If $f : D(0;1) \setminus \{ 0 \}$ holomorphic such that $f(1/n) = 0$ then either $f=0$ or $f$ has an essential singularity at $0$

Question

I'm trying to solve this question:

Let $f$ be a holomorphic function on $D(0; 1)\setminus\{0\}$ with the property that $f(1/n) = 0$ for every positive integer $n$. Show that $f$ is either identically zero, or that $f$ has an essential singularity at $0$. Give an example of the latter.

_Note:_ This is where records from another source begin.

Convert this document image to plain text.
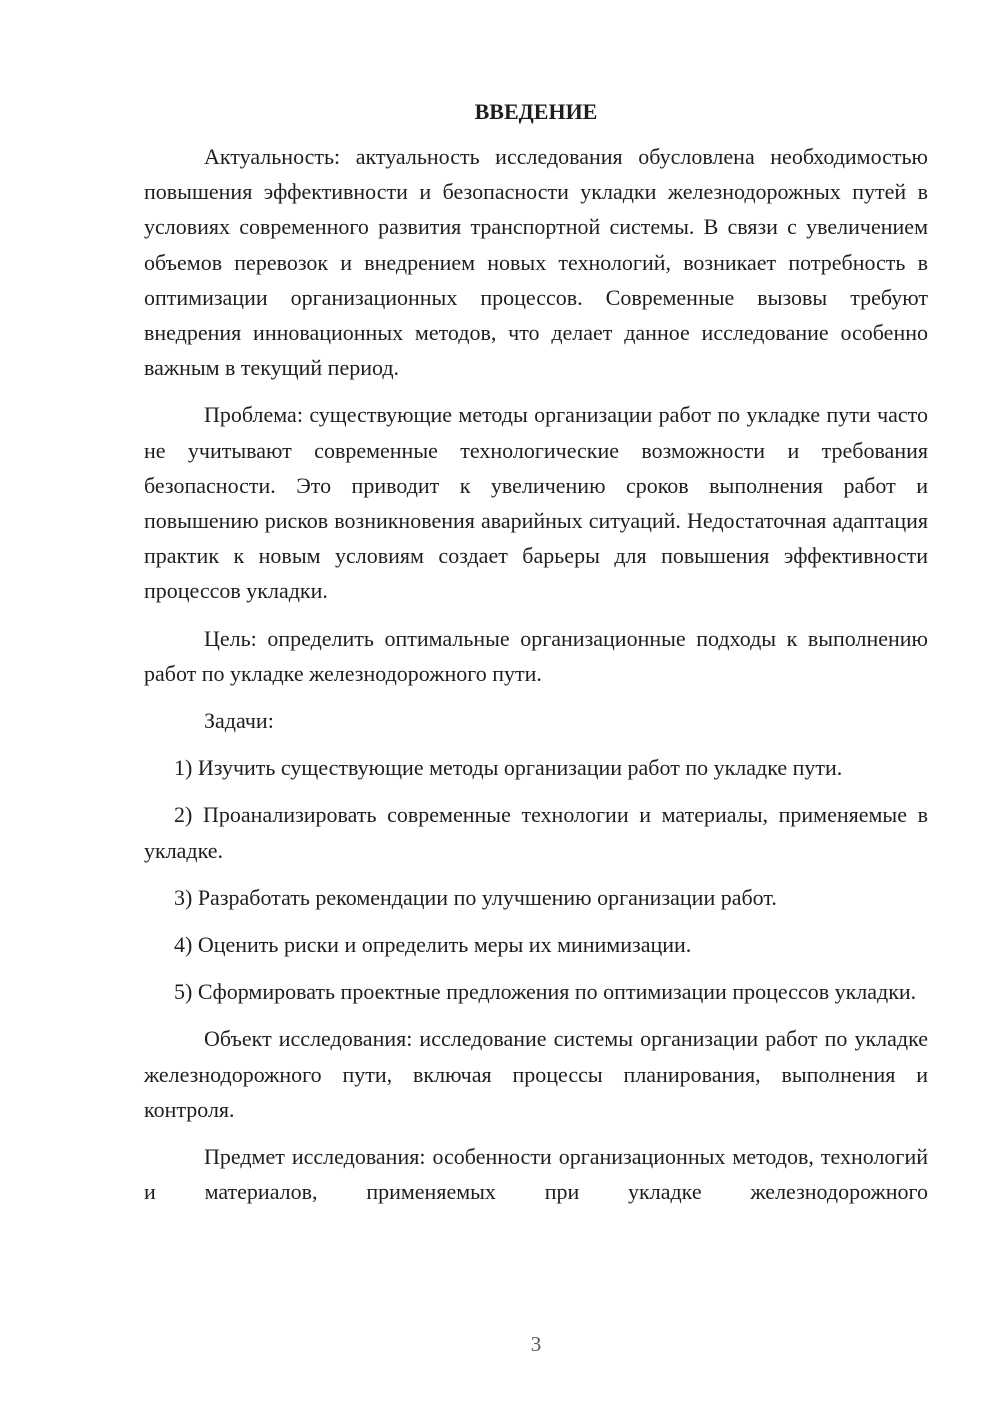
ВВЕДЕНИЕ

Актуальность: актуальность исследования обусловлена необходимостью повышения эффективности и безопасности укладки железнодорожных путей в условиях современного развития транспортной системы. В связи с увеличением объемов перевозок и внедрением новых технологий, возникает потребность в оптимизации организационных процессов. Современные вызовы требуют внедрения инновационных методов, что делает данное исследование особенно важным в текущий период.

Проблема: существующие методы организации работ по укладке пути часто не учитывают современные технологические возможности и требования безопасности. Это приводит к увеличению сроков выполнения работ и повышению рисков возникновения аварийных ситуаций. Недостаточная адаптация практик к новым условиям создает барьеры для повышения эффективности процессов укладки.

Цель: определить оптимальные организационные подходы к выполнению работ по укладке железнодорожного пути.

Задачи:

1) Изучить существующие методы организации работ по укладке пути.

2) Проанализировать современные технологии и материалы, применяемые в укладке.

3) Разработать рекомендации по улучшению организации работ.

4) Оценить риски и определить меры их минимизации.

5) Сформировать проектные предложения по оптимизации процессов укладки.

Объект исследования: исследование системы организации работ по укладке железнодорожного пути, включая процессы планирования, выполнения и контроля.

Предмет исследования: особенности организационных методов, технологий и материалов, применяемых при укладке железнодорожного

3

I'm thinking I need to use the Laurent expansion of the function to show the singularity is essential, but I'm unsure of how to do that since I don't know the function. I'm confused about how to show it could be identically zero as well. Any help is appreciated, thank you!

Answer 1

If $f$ does not have an essential singularity at $0$ then it has either a pole or a removable singularity. If it is a removable singularity then defining it to be $0$ at $0$ gives an analytic function in the open unit disk whose zeros have a limit point, so $f \equiv 0$. If it has a pole then necessarily $|f(z)| \to \infty$ as $ z \to 0$ but this is false because $f(\frac 1 n)=0$ for all $n$. An example where $f$ has an essential singularity is $f(z)=\sin (\frac {\pi} z)$.

Answer 2

Abridged proof. If $f$ does not have an essential singularity at zero and is not the function zero, Laurent development at zero gives an analytic function $f_1$ on the disc and an integer $m \geq 0$ such that $f(z) = \dfrac{1}{z^m} f_1(z),$ with $f_1(0) \neq 0.$ $f_1$ being analytic, cannot have cluster values for its set of zeroes, violating the hypothesis. Q.E.D.